Palermo, l’identikit dell’avversario: il focus sul Bari
Il Palermo ospiterà il Bari nell’anticipo del venerdì sera della 4a giornata del campionato di Serie B. Gli uomini di Inzaghi, reduci da tre risultati utili in cadetteria, vogliono sfruttare l’entusiasmo del pubblico del Barbera e il pessimo momento di forma dei biancorossi, attualmente penultimi con un solo punto conquistato nelle prime tre gare.
Palermo, l’identikit dell’avversario: il focus sul Bari
Il Bari arriva al Barbera in condizioni difficili: classifica non sorridente, prestazioni che lasciano dubbi, infortuni e assenze che pesano, e tanta pressione mediatica e di ambiente. Tuttavia, ci sono pezzi interessanti nella rosa, un allenatore che ha esperienza in situazioni complesse come questa, e la consapevolezza che la partita di stasera può essere un crocevia: perdere male può scavare un solco, ma anche un buon risultato può dare fiducia per la rimonta.

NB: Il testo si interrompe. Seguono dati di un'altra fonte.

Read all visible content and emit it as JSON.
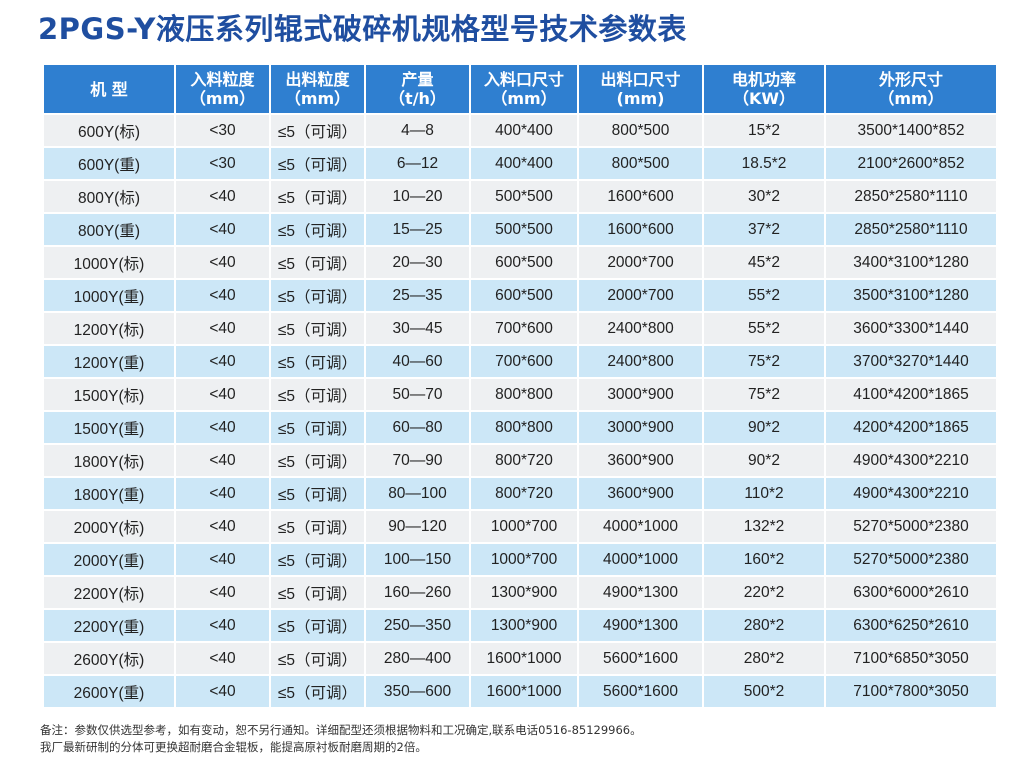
{
  "title": "2PGS-Y液压系列辊式破碎机规格型号技术参数表",
  "headers": [
    {
      "label": "机 型",
      "unit": ""
    },
    {
      "label": "入料粒度",
      "unit": "（mm）"
    },
    {
      "label": "出料粒度",
      "unit": "（mm）"
    },
    {
      "label": "产量",
      "unit": "（t/h）"
    },
    {
      "label": "入料口尺寸",
      "unit": "（mm）"
    },
    {
      "label": "出料口尺寸",
      "unit": "(mm)"
    },
    {
      "label": "电机功率",
      "unit": "（KW）"
    },
    {
      "label": "外形尺寸",
      "unit": "（mm）"
    }
  ],
  "rows": [
    [
      "600Y(标)",
      "<30",
      "≤5（可调）",
      "4—8",
      "400*400",
      "800*500",
      "15*2",
      "3500*1400*852"
    ],
    [
      "600Y(重)",
      "<30",
      "≤5（可调）",
      "6—12",
      "400*400",
      "800*500",
      "18.5*2",
      "2100*2600*852"
    ],
    [
      "800Y(标)",
      "<40",
      "≤5（可调）",
      "10—20",
      "500*500",
      "1600*600",
      "30*2",
      "2850*2580*1110"
    ],
    [
      "800Y(重)",
      "<40",
      "≤5（可调）",
      "15—25",
      "500*500",
      "1600*600",
      "37*2",
      "2850*2580*1110"
    ],
    [
      "1000Y(标)",
      "<40",
      "≤5（可调）",
      "20—30",
      "600*500",
      "2000*700",
      "45*2",
      "3400*3100*1280"
    ],
    [
      "1000Y(重)",
      "<40",
      "≤5（可调）",
      "25—35",
      "600*500",
      "2000*700",
      "55*2",
      "3500*3100*1280"
    ],
    [
      "1200Y(标)",
      "<40",
      "≤5（可调）",
      "30—45",
      "700*600",
      "2400*800",
      "55*2",
      "3600*3300*1440"
    ],
    [
      "1200Y(重)",
      "<40",
      "≤5（可调）",
      "40—60",
      "700*600",
      "2400*800",
      "75*2",
      "3700*3270*1440"
    ],
    [
      "1500Y(标)",
      "<40",
      "≤5（可调）",
      "50—70",
      "800*800",
      "3000*900",
      "75*2",
      "4100*4200*1865"
    ],
    [
      "1500Y(重)",
      "<40",
      "≤5（可调）",
      "60—80",
      "800*800",
      "3000*900",
      "90*2",
      "4200*4200*1865"
    ],
    [
      "1800Y(标)",
      "<40",
      "≤5（可调）",
      "70—90",
      "800*720",
      "3600*900",
      "90*2",
      "4900*4300*2210"
    ],
    [
      "1800Y(重)",
      "<40",
      "≤5（可调）",
      "80—100",
      "800*720",
      "3600*900",
      "110*2",
      "4900*4300*2210"
    ],
    [
      "2000Y(标)",
      "<40",
      "≤5（可调）",
      "90—120",
      "1000*700",
      "4000*1000",
      "132*2",
      "5270*5000*2380"
    ],
    [
      "2000Y(重)",
      "<40",
      "≤5（可调）",
      "100—150",
      "1000*700",
      "4000*1000",
      "160*2",
      "5270*5000*2380"
    ],
    [
      "2200Y(标)",
      "<40",
      "≤5（可调）",
      "160—260",
      "1300*900",
      "4900*1300",
      "220*2",
      "6300*6000*2610"
    ],
    [
      "2200Y(重)",
      "<40",
      "≤5（可调）",
      "250—350",
      "1300*900",
      "4900*1300",
      "280*2",
      "6300*6250*2610"
    ],
    [
      "2600Y(标)",
      "<40",
      "≤5（可调）",
      "280—400",
      "1600*1000",
      "5600*1600",
      "280*2",
      "7100*6850*3050"
    ],
    [
      "2600Y(重)",
      "<40",
      "≤5（可调）",
      "350—600",
      "1600*1000",
      "5600*1600",
      "500*2",
      "7100*7800*3050"
    ]
  ],
  "notes": [
    "备注：参数仅供选型参考，如有变动，恕不另行通知。详细配型还须根据物料和工况确定,联系电话0516-85129966。",
    "我厂最新研制的分体可更换超耐磨合金辊板，能提高原衬板耐磨周期的2倍。"
  ],
  "colors": {
    "title": "#1f4ea0",
    "header_bg": "#2f7fd0",
    "row_light": "#eef0f2",
    "row_blue": "#cce7f7"
  }
}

Dopo aver chiuso la stagione 2024/25 al nono posto, mancando i playoff ma mostrando segnali incoraggianti, il Bari ha deciso di cambiare marcia. È arrivato Fabio Caserta in panchina con contratto biennale, confermati il DS Giuseppe Magalini e il vice Valerio Di Cesare. L’obiettivo resta chiaro: puntare in alto, ossia tornare a competere per i playoff. La preparazione è iniziata a Roccaraso, dal 16 al 29 luglio, con buona volontà e l’idea di mettere basi solide, ma l’inizio di stagione si è rivelato un mezzo disastro, nonostante un calciomercato pieno di colpi interessanti (come Castrovilli).
Il credo tattico di Caserta: 4-3-3 e tanta fantasia sulle corsie esterne
Caserta manifesta l’intenzione di non cambiare radicalmente modulo: il 4-3-3 è il suo preferito, così come accade spesso nei suoi precedenti incarichi, anche se non esclude adattamenti a seconda delle partite. Tra gli interpreti più attesi c’è Gytkjaer, uno su cui Caserta punta per garantire peso offensivo. Altri nomi importanti sono Partipilo e Moncini, che dovranno farsi carico dell’attacco (occhio anche al giovane Rao e al campione d’Europa Castrovilli, tra i candidati a giocare in posizione offensiva); il centrocampo dovrà dare equilibrio, mentre la difesa deve ritrovare concentrazione e meno errori. La sconfitta contro il Modena è stata netta: 3-0 che ha evidenziato problemi difensivi su palle inattive e transizioni avversarie veloci.
Cosa servirà al Palermo per battere il Bari
Il Palermo non dovrà sottovalutare l’impegno: seppur la classifica ci dica che vi siano già sei punti di differenza tra le due squadre, il Bari (spinto dal blasone e dall’importanza della gara) potrebbe fare uno sgambetto ai rosanero. La squadra di Inzaghi dovrà esprimere la stessa intensità che ha messo largamente in mostra nei primi 270 minuti del campionato. Il primo pressing può risultare decisivo nel mandare in tilt la difesa biancorossa, avvezza ad errori nel corso delle prime uscite stagionali. Caserta punterà molto sulle ripartenze e sui contropiedi veloci, che possano mettere in mostra le qualità dei suoi esterni offensivi: se il Palermo riuscirà a limitare questi pericoli e a fare la partita, il pronostico della vigilia potrebbe essere rispettato. Occhio anche ai calci piazzati, dove i centimetri d’altezza dei rosanero possono risultare decisivi (vedi Pohjanpalo).